Trump wants a ‘Department of War.’ Here’s why it’s not called that anymore.
President Donald Trump on Monday reiterated his desire to rename the Department of Defense the War Department, saying the United States had enjoyed an “unbelievable history of victory” in wars fought under its old moniker, which was used until 1947.
“We call it the Department of Defense, but between us, I think we’re going to change the name,” he told reporters during a meeting with South Korean President Lee Jae Myung at the White House.
In a separate White House event on the same day, Trump said he wanted the name change because “we want defense, but we want offense, too.” In June and July, he referred to Defense Secretary Pete Hegseth as his “secretary of war,” saying the name of the department had been changed as a result of political correctness.
But it wasn’t, according to national security scholars and records from the administration of President Harry S. Truman. After World War II ended in 1945, Truman orchestrated a broad reorganization of the old War Department – which became the Defense Department in 1949 – to improve efficiency in national security and cohesion among the Army and Navy, which had been under independent government departments.
“The point was bureaucratic centralization to manage hard power going forward, whose primary goal would be defense, not war (which was) understood as an aggressive act, after the horrors of WWII,” said Krister Knapp, a professor of history at Washington University in St. Louis.
While the Washington Post could not immediately verify how or when a name change could occur, such a move will likely require an act of Congress, because the Defense Department was created through that governing body. The Defense Department could not be immediately reached for comment.

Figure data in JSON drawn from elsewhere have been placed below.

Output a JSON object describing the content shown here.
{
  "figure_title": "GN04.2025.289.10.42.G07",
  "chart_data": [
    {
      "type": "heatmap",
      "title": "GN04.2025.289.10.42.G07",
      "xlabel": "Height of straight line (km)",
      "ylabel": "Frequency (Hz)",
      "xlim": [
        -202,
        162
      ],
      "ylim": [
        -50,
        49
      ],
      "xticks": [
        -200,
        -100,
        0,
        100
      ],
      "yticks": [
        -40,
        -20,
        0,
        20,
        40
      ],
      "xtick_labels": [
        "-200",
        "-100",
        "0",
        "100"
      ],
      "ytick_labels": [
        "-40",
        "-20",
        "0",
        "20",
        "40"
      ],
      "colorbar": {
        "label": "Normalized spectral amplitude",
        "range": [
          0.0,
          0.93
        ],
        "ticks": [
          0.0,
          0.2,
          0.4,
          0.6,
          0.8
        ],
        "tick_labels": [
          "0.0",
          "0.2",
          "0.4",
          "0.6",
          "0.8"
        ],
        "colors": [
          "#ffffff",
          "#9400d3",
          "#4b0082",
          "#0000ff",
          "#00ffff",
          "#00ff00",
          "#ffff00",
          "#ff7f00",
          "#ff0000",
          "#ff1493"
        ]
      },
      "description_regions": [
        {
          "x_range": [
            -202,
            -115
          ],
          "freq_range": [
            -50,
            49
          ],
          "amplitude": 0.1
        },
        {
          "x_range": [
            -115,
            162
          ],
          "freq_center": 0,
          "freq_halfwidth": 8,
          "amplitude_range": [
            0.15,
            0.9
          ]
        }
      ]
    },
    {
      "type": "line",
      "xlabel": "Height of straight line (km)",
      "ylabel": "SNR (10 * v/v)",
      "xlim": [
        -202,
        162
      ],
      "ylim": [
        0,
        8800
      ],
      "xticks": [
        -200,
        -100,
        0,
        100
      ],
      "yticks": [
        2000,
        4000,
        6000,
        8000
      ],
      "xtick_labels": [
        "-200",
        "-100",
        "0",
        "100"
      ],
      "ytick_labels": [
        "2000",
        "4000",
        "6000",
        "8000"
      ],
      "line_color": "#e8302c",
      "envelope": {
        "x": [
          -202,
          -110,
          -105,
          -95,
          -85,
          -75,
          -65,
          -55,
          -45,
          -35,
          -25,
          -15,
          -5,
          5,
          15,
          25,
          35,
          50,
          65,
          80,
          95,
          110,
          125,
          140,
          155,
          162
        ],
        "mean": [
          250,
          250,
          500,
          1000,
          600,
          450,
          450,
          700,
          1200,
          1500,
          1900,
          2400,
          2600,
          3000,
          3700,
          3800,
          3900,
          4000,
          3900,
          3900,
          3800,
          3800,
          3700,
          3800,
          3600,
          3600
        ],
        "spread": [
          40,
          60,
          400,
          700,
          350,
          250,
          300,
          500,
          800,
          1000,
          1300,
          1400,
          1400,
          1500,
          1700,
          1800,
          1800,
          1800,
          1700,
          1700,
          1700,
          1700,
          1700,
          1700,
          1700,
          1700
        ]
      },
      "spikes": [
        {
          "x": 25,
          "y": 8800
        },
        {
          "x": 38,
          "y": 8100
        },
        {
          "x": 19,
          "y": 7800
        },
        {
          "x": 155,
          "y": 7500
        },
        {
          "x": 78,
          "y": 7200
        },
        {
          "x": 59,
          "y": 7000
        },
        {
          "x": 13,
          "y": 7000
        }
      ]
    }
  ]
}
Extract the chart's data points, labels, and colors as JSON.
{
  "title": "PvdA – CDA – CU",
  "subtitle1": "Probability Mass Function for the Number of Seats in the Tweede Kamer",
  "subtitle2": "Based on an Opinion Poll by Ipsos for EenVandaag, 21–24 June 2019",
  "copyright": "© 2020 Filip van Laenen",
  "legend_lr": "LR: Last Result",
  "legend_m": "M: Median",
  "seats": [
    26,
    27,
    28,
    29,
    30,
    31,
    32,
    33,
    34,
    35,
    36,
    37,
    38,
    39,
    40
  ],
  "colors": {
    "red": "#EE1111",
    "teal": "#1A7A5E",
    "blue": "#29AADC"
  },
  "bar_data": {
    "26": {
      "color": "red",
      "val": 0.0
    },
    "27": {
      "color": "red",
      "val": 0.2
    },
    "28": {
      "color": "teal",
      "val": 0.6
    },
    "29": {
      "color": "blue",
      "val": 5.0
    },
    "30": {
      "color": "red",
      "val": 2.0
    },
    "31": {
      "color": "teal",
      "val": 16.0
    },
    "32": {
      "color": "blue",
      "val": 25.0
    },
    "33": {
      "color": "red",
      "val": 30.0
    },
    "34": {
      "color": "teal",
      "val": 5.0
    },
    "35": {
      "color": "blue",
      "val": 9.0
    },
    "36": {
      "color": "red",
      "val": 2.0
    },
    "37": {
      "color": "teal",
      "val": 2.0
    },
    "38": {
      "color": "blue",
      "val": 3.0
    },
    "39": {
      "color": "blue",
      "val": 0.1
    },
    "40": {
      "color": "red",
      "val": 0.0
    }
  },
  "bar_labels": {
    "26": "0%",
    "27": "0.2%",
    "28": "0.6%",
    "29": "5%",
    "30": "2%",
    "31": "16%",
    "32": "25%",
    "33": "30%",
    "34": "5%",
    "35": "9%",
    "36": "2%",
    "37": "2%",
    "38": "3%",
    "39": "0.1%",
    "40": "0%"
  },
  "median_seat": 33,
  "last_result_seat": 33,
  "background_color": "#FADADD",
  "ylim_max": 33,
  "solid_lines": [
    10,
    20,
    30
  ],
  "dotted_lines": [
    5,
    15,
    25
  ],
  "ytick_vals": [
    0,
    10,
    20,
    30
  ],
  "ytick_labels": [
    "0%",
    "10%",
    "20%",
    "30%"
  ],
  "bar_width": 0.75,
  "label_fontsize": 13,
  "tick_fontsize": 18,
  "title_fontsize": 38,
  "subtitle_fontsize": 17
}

President George Washington created the War Department in 1789. It oversaw the Army, while the Navy and Marine Corps were overseen by a separate Department of the Navy starting in 1798. This structure remained until 1947, when Truman received Congress’s approval to create a National Defense Establishment to oversee the Army, Navy and the newly formed Air Force. In 1949, the National Defense Establishment became today’s Department of Defense.
Truman had announced plans for such a new governing structure as early as April 1946, when he said his policy goal was “unification of all our armed services in a single department.”
“Unification does not mean subordination of any branch of the service,” Truman told a crowd in Chicago, perhaps cognizant of potential resistance among Army generals or Navy admirals viewing his proposal as a threat to their respective service’s traditional autonomy.
“It does not mean a loss of identity. It means just what the word says – unification,” Truman continued. “It means a concentration and cohesion of our best military thought and our best military resources, geared to maximum efficiency. It means using our experience in World War II for the peace of the world.”
Skepticism about the creation of the Defense Department and concerns about losing autonomy to other services erupted in the Navy, in an episode known as the 1949 “Revolt of the Admirals.” Senior Navy officers and reservists conspired unsuccessfully to oust Truman’s secretary of defense, Louis Johnson, whom they viewed as hostile to the Navy.
Truman’s reorganization of the U.S. government’s national security apparatus at this time – which also included the creation of the CIA and the National Security Council – “laid the groundwork” for U.S. strategy during the early Cold War, Knapp said. This general strategy aimed to contain Soviet Russia and other adversaries. “So, deterrence was the new game,” he added.
The Defense Department has watched over four major wars. In the 1950-53 Korean War, it managed a U.S.-led allied force that successfully repelled the invasion of South Korea by a Soviet and Chinese-backed North Korea. From 1965 to 1972, it oversaw the Vietnam War, which led to the deaths of tens of thousands of U.S. service members. In the 1990-91 Gulf War, the department successfully defended Kuwait after it was invaded by Saddam Hussein’s Iraq. In more recent wars in Iraq and Afghanistan, it undertook conflicts that did not have it fighting conventional military foes, with unclear results.
Under the War Department, the United States fought the War of 1812, the Mexican-American War, the Civil War, the wars against Native Americans, the Spanish-American War, World War I and World War II.